Donald Trump, le 7 décembre 2020

Donald Trump, le 7 décembre 2020 - Saul Loeb - AFP

Plusieurs médias américains affirment, à la suite des violences qui ont touché le Capitole à Washington, que des membres du gouvernement sont désormais prêts à déclarer l'actuel président des États-Unis "inapte" à exercer ses fonctions.

Des membres du gouvernement américain ont discuté de la possibilité d'écarter Donald Trump du pouvoir après le coup de force de ses partisans au Congrès, ont rapporté ce mercredi soir plusieurs médias américains.

Leurs échanges ont porté sur le 25ème amendement de la Constitution américaine, qui autorise le vice-président et une majorité du cabinet à déclarer le président "inapte" à exercer ses fonctions, selon les chaînes CNN, CBS et ABC, qui s'appuient sur des sources anonymes. Mais aucune proposition formelle n'a encore été présentée au vice-président Mike Pence, a précisé CBS.

"Malade mentalement"

Plusieurs élus et éditorialistes de grands quotidiens ont plaidé ouvertement pour cette option, même s'il ne reste que deux semaines avant la fin du mandat de Donald Trump.

Tous les démocrates de la commission judiciaire de la Chambre des représentants ont ainsi adressé un courrier à Mike Pence pour lui demander d'invoquer le 25e amendement "dans l'intérêt de la démocratie".

Pour eux, le président sortant "est malade mentalement et incapable de gérer et d'accepter les résultats de l'élection de 2020".

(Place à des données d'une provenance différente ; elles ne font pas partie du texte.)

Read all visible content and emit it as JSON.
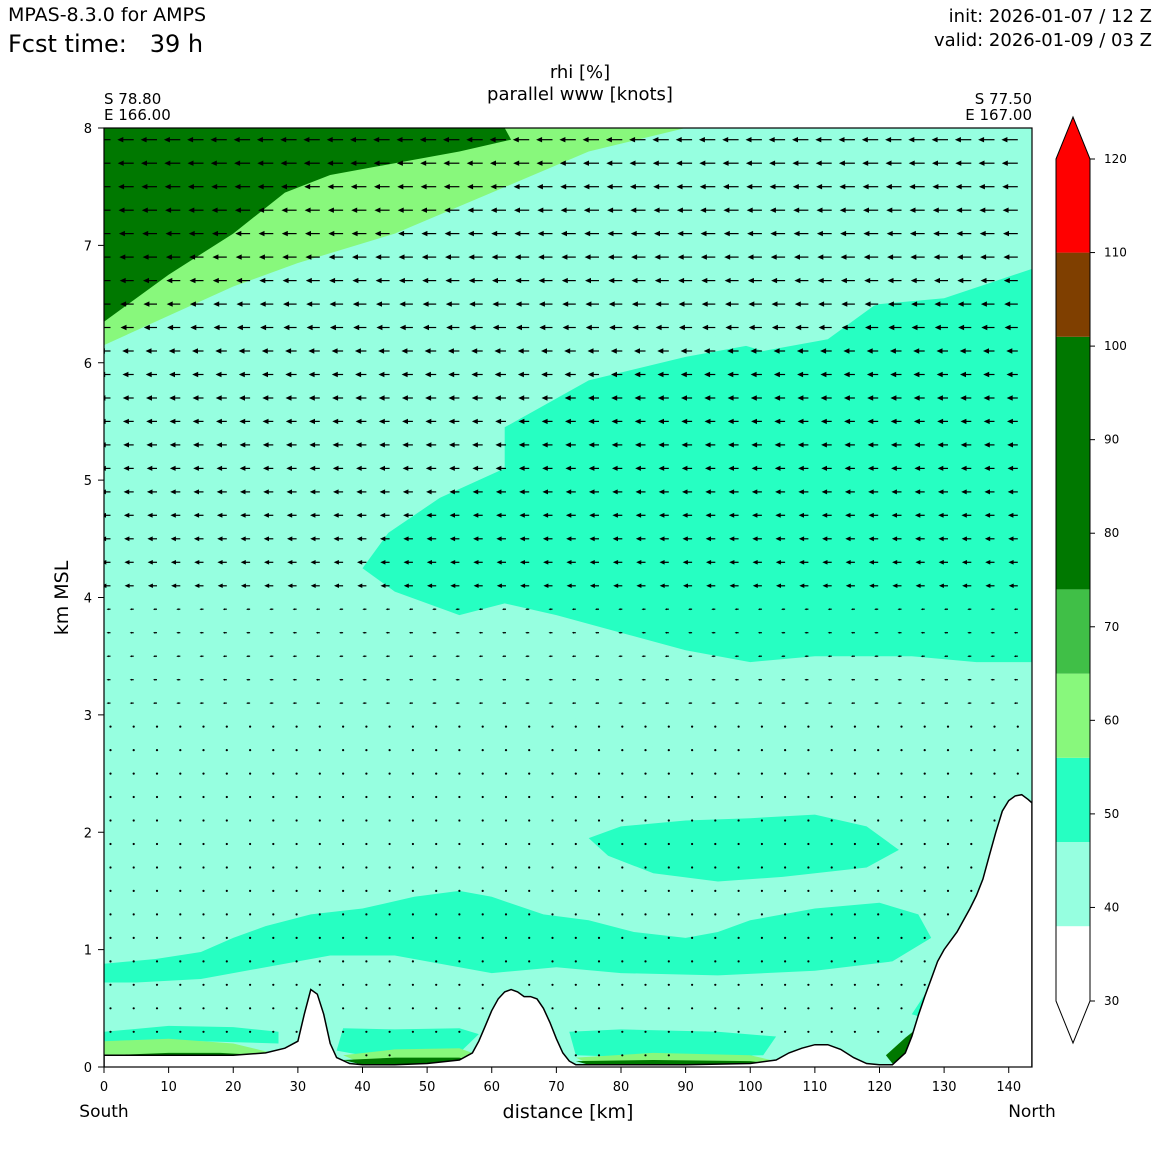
{
  "header": {
    "model": "MPAS-8.3.0 for AMPS",
    "fcst_label": "Fcst time:",
    "fcst_value": "39 h",
    "init": "init: 2026-01-07 / 12 Z",
    "valid": "valid: 2026-01-09 / 03 Z"
  },
  "chart_data": {
    "type": "contour cross-section",
    "title": "rhi [%]",
    "subtitle": "parallel www [knots]",
    "xlabel": "distance [km]",
    "ylabel": "km MSL",
    "xlim": [
      0,
      143.6
    ],
    "ylim": [
      0,
      8
    ],
    "x_ticks": [
      0,
      10,
      20,
      30,
      40,
      50,
      60,
      70,
      80,
      90,
      100,
      110,
      120,
      130,
      140
    ],
    "y_ticks": [
      0,
      1,
      2,
      3,
      4,
      5,
      6,
      7,
      8
    ],
    "x_start_label": "South",
    "x_end_label": "North",
    "start_point": {
      "lat": "S 78.80",
      "lon": "E 166.00"
    },
    "end_point": {
      "lat": "S 77.50",
      "lon": "E 167.00"
    },
    "colorbar": {
      "levels": [
        30,
        40,
        50,
        60,
        70,
        80,
        90,
        100,
        110,
        120
      ],
      "tick_labels": [
        "30",
        "40",
        "50",
        "60",
        "70",
        "80",
        "90",
        "100",
        "110",
        "120"
      ],
      "colors": [
        {
          "from": 30,
          "to": 38,
          "color": "#ffffff"
        },
        {
          "from": 38,
          "to": 47,
          "color": "#96ffe0"
        },
        {
          "from": 47,
          "to": 56,
          "color": "#26ffc2"
        },
        {
          "from": 56,
          "to": 65,
          "color": "#88f87c"
        },
        {
          "from": 65,
          "to": 74,
          "color": "#40bf47"
        },
        {
          "from": 74,
          "to": 101,
          "color": "#007800"
        },
        {
          "from": 101,
          "to": 110,
          "color": "#7f3f00"
        },
        {
          "from": 110,
          "to": 120,
          "color": "#ff0000"
        }
      ],
      "extend": "both"
    },
    "terrain": {
      "x": [
        0,
        10,
        20,
        25,
        28,
        30,
        31,
        32,
        33,
        34,
        35,
        36,
        38,
        40,
        45,
        50,
        55,
        57,
        58,
        59,
        60,
        61,
        62,
        63,
        64,
        65,
        66,
        67,
        68,
        69,
        70,
        71,
        72,
        73,
        75,
        80,
        90,
        100,
        104,
        106,
        108,
        110,
        112,
        114,
        116,
        118,
        120,
        122,
        124,
        125,
        126,
        127,
        128,
        129,
        130,
        132,
        134,
        135,
        136,
        137,
        138,
        139,
        140,
        141,
        142,
        143,
        143.6
      ],
      "y": [
        0.1,
        0.1,
        0.1,
        0.12,
        0.16,
        0.22,
        0.45,
        0.66,
        0.62,
        0.45,
        0.2,
        0.08,
        0.03,
        0.02,
        0.02,
        0.03,
        0.06,
        0.12,
        0.22,
        0.35,
        0.48,
        0.58,
        0.64,
        0.66,
        0.64,
        0.6,
        0.6,
        0.58,
        0.5,
        0.38,
        0.24,
        0.12,
        0.05,
        0.02,
        0.02,
        0.02,
        0.02,
        0.03,
        0.06,
        0.12,
        0.16,
        0.19,
        0.19,
        0.15,
        0.08,
        0.03,
        0.02,
        0.02,
        0.12,
        0.26,
        0.44,
        0.6,
        0.75,
        0.9,
        1.0,
        1.15,
        1.35,
        1.46,
        1.6,
        1.8,
        2.0,
        2.18,
        2.27,
        2.31,
        2.32,
        2.28,
        2.25
      ]
    },
    "rhi_regions": [
      {
        "level": 47,
        "points": [
          [
            0,
            0.88
          ],
          [
            8,
            0.92
          ],
          [
            15,
            0.98
          ],
          [
            20,
            1.1
          ],
          [
            25,
            1.2
          ],
          [
            32,
            1.3
          ],
          [
            40,
            1.35
          ],
          [
            48,
            1.45
          ],
          [
            55,
            1.5
          ],
          [
            60,
            1.45
          ],
          [
            68,
            1.3
          ],
          [
            75,
            1.25
          ],
          [
            82,
            1.15
          ],
          [
            90,
            1.1
          ],
          [
            95,
            1.15
          ],
          [
            100,
            1.25
          ],
          [
            110,
            1.35
          ],
          [
            120,
            1.4
          ],
          [
            126,
            1.3
          ],
          [
            128,
            1.1
          ],
          [
            122,
            0.9
          ],
          [
            110,
            0.82
          ],
          [
            95,
            0.78
          ],
          [
            80,
            0.8
          ],
          [
            70,
            0.85
          ],
          [
            60,
            0.8
          ],
          [
            50,
            0.9
          ],
          [
            45,
            0.95
          ],
          [
            35,
            0.95
          ],
          [
            25,
            0.85
          ],
          [
            15,
            0.75
          ],
          [
            5,
            0.72
          ],
          [
            0,
            0.72
          ]
        ]
      },
      {
        "level": 47,
        "points": [
          [
            75,
            1.95
          ],
          [
            80,
            2.05
          ],
          [
            90,
            2.1
          ],
          [
            100,
            2.12
          ],
          [
            110,
            2.15
          ],
          [
            118,
            2.05
          ],
          [
            123,
            1.85
          ],
          [
            118,
            1.7
          ],
          [
            105,
            1.62
          ],
          [
            95,
            1.58
          ],
          [
            85,
            1.65
          ],
          [
            78,
            1.8
          ]
        ]
      },
      {
        "level": 47,
        "points": [
          [
            0,
            0.3
          ],
          [
            10,
            0.35
          ],
          [
            20,
            0.34
          ],
          [
            27,
            0.3
          ],
          [
            27,
            0.2
          ],
          [
            15,
            0.22
          ],
          [
            0,
            0.18
          ]
        ]
      },
      {
        "level": 47,
        "points": [
          [
            37,
            0.33
          ],
          [
            45,
            0.32
          ],
          [
            55,
            0.33
          ],
          [
            58,
            0.28
          ],
          [
            55,
            0.12
          ],
          [
            40,
            0.1
          ],
          [
            36,
            0.14
          ]
        ]
      },
      {
        "level": 47,
        "points": [
          [
            72,
            0.3
          ],
          [
            80,
            0.32
          ],
          [
            95,
            0.3
          ],
          [
            104,
            0.26
          ],
          [
            102,
            0.1
          ],
          [
            85,
            0.08
          ],
          [
            73,
            0.1
          ]
        ]
      },
      {
        "level": 47,
        "points": [
          [
            125,
            0.45
          ],
          [
            128,
            0.7
          ],
          [
            130,
            0.55
          ],
          [
            128,
            0.4
          ]
        ]
      },
      {
        "level": 47,
        "points": [
          [
            0,
            8
          ],
          [
            143.6,
            8
          ],
          [
            143.6,
            3.45
          ],
          [
            135,
            3.45
          ],
          [
            125,
            3.5
          ],
          [
            110,
            3.5
          ],
          [
            100,
            3.45
          ],
          [
            90,
            3.55
          ],
          [
            80,
            3.7
          ],
          [
            70,
            3.85
          ],
          [
            62,
            3.95
          ],
          [
            55,
            3.85
          ],
          [
            45,
            4.05
          ],
          [
            40,
            4.25
          ],
          [
            44,
            4.55
          ],
          [
            52,
            4.85
          ],
          [
            62,
            5.1
          ],
          [
            62,
            5.45
          ],
          [
            75,
            5.85
          ],
          [
            90,
            6.05
          ],
          [
            100,
            6.15
          ],
          [
            110,
            6.35
          ],
          [
            120,
            6.5
          ],
          [
            130,
            6.55
          ],
          [
            143.6,
            6.8
          ],
          [
            143.6,
            8
          ]
        ]
      },
      {
        "level": 38,
        "points": [
          [
            115,
            8
          ],
          [
            143.6,
            8
          ],
          [
            143.6,
            7.2
          ],
          [
            136,
            7.4
          ],
          [
            130,
            7.5
          ],
          [
            126,
            7.65
          ],
          [
            120,
            7.8
          ]
        ]
      },
      {
        "level": 38,
        "points": [
          [
            72,
            6.95
          ],
          [
            80,
            6.85
          ],
          [
            90,
            6.75
          ],
          [
            100,
            6.7
          ],
          [
            110,
            6.72
          ],
          [
            118,
            6.85
          ],
          [
            125,
            6.9
          ],
          [
            122,
            6.6
          ],
          [
            112,
            6.2
          ],
          [
            102,
            6.1
          ],
          [
            90,
            6.3
          ],
          [
            80,
            6.6
          ]
        ]
      },
      {
        "level": 56,
        "points": [
          [
            0,
            6.15
          ],
          [
            10,
            6.4
          ],
          [
            20,
            6.65
          ],
          [
            30,
            6.85
          ],
          [
            45,
            7.1
          ],
          [
            60,
            7.45
          ],
          [
            75,
            7.8
          ],
          [
            90,
            8
          ],
          [
            60,
            8
          ],
          [
            40,
            8
          ],
          [
            0,
            8
          ]
        ]
      },
      {
        "level": 56,
        "points": [
          [
            0,
            0.22
          ],
          [
            10,
            0.24
          ],
          [
            20,
            0.2
          ],
          [
            26,
            0.12
          ],
          [
            20,
            0.1
          ],
          [
            0,
            0.1
          ]
        ]
      },
      {
        "level": 56,
        "points": [
          [
            37,
            0.1
          ],
          [
            45,
            0.15
          ],
          [
            55,
            0.16
          ],
          [
            58,
            0.1
          ],
          [
            55,
            0.03
          ],
          [
            40,
            0.03
          ]
        ]
      },
      {
        "level": 56,
        "points": [
          [
            73,
            0.08
          ],
          [
            85,
            0.12
          ],
          [
            100,
            0.1
          ],
          [
            104,
            0.05
          ],
          [
            90,
            0.03
          ],
          [
            75,
            0.03
          ]
        ]
      },
      {
        "level": 74,
        "points": [
          [
            0,
            6.35
          ],
          [
            10,
            6.75
          ],
          [
            20,
            7.1
          ],
          [
            28,
            7.45
          ],
          [
            35,
            7.6
          ],
          [
            45,
            7.7
          ],
          [
            55,
            7.8
          ],
          [
            63,
            7.9
          ],
          [
            62,
            8
          ],
          [
            0,
            8
          ]
        ]
      },
      {
        "level": 74,
        "points": [
          [
            0,
            0.1
          ],
          [
            10,
            0.12
          ],
          [
            18,
            0.12
          ],
          [
            25,
            0.1
          ],
          [
            20,
            0.1
          ],
          [
            0,
            0.1
          ]
        ]
      },
      {
        "level": 74,
        "points": [
          [
            37,
            0.06
          ],
          [
            45,
            0.08
          ],
          [
            55,
            0.08
          ],
          [
            57,
            0.05
          ],
          [
            50,
            0.02
          ],
          [
            40,
            0.02
          ]
        ]
      },
      {
        "level": 74,
        "points": [
          [
            73,
            0.05
          ],
          [
            85,
            0.06
          ],
          [
            100,
            0.05
          ],
          [
            103,
            0.03
          ],
          [
            90,
            0.02
          ],
          [
            75,
            0.02
          ]
        ]
      },
      {
        "level": 74,
        "points": [
          [
            121,
            0.1
          ],
          [
            124,
            0.25
          ],
          [
            127,
            0.38
          ],
          [
            125,
            0.15
          ],
          [
            122,
            0.03
          ]
        ]
      },
      {
        "level": 38,
        "points": [
          [
            0,
            3.9
          ],
          [
            10,
            3.75
          ],
          [
            20,
            3.6
          ],
          [
            30,
            3.5
          ],
          [
            40,
            3.4
          ],
          [
            55,
            3.25
          ],
          [
            57,
            3.0
          ],
          [
            50,
            2.95
          ],
          [
            40,
            2.98
          ],
          [
            30,
            3.05
          ],
          [
            20,
            3.02
          ],
          [
            10,
            2.95
          ],
          [
            0,
            2.95
          ]
        ]
      },
      {
        "level": 38,
        "points": [
          [
            71,
            3.25
          ],
          [
            80,
            3.15
          ],
          [
            90,
            3.05
          ],
          [
            100,
            2.95
          ],
          [
            112,
            2.9
          ],
          [
            104,
            2.8
          ],
          [
            95,
            2.62
          ],
          [
            88,
            2.7
          ],
          [
            78,
            2.8
          ],
          [
            72,
            3.0
          ]
        ]
      },
      {
        "level": 38,
        "points": [
          [
            0,
            5.45
          ],
          [
            6,
            5.5
          ],
          [
            15,
            5.55
          ],
          [
            8,
            5.62
          ],
          [
            0,
            5.6
          ]
        ]
      },
      {
        "level": 38,
        "points": [
          [
            0,
            0.55
          ],
          [
            8,
            0.52
          ],
          [
            14,
            0.48
          ],
          [
            8,
            0.45
          ],
          [
            0,
            0.47
          ]
        ]
      },
      {
        "level": 38,
        "points": [
          [
            94,
            0.4
          ],
          [
            105,
            0.36
          ],
          [
            112,
            0.32
          ],
          [
            103,
            0.3
          ],
          [
            94,
            0.34
          ]
        ]
      }
    ],
    "wind": {
      "x_start": 1,
      "x_step": 3.6,
      "y_start": 0.1,
      "y_step": 0.2,
      "direction": "toward_south"
    }
  }
}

L'influent Washington Post a également plaidé en ce sens dans un éditorial sévère. Pour ses éditorialistes, "le président est responsable de l'acte de sédition" survenu au Capitole, où des centaines de ses partisans ont fait irruption, alors que les élus entamaient le processus de certification de la victoire du démocrate Joe Biden à la présidentielle.

"Une grave menave pour la démocratie"

Donald Trump "a prouvé qu'il représente une grave menace pour la démocratie, il doit etre écarté", ajoutent-ils.

D'autres, comme la représentante démocrate Ilhan Omar, ont fait savoir qu'ils envisageaient de présenter de nouveaux articles de mise en accusation au Congrès en vue de sa destitution, mais cette procédure est plus longue et peu susceptible d'aboutir avant la prestation de serment de Joe Biden le 20 janvier.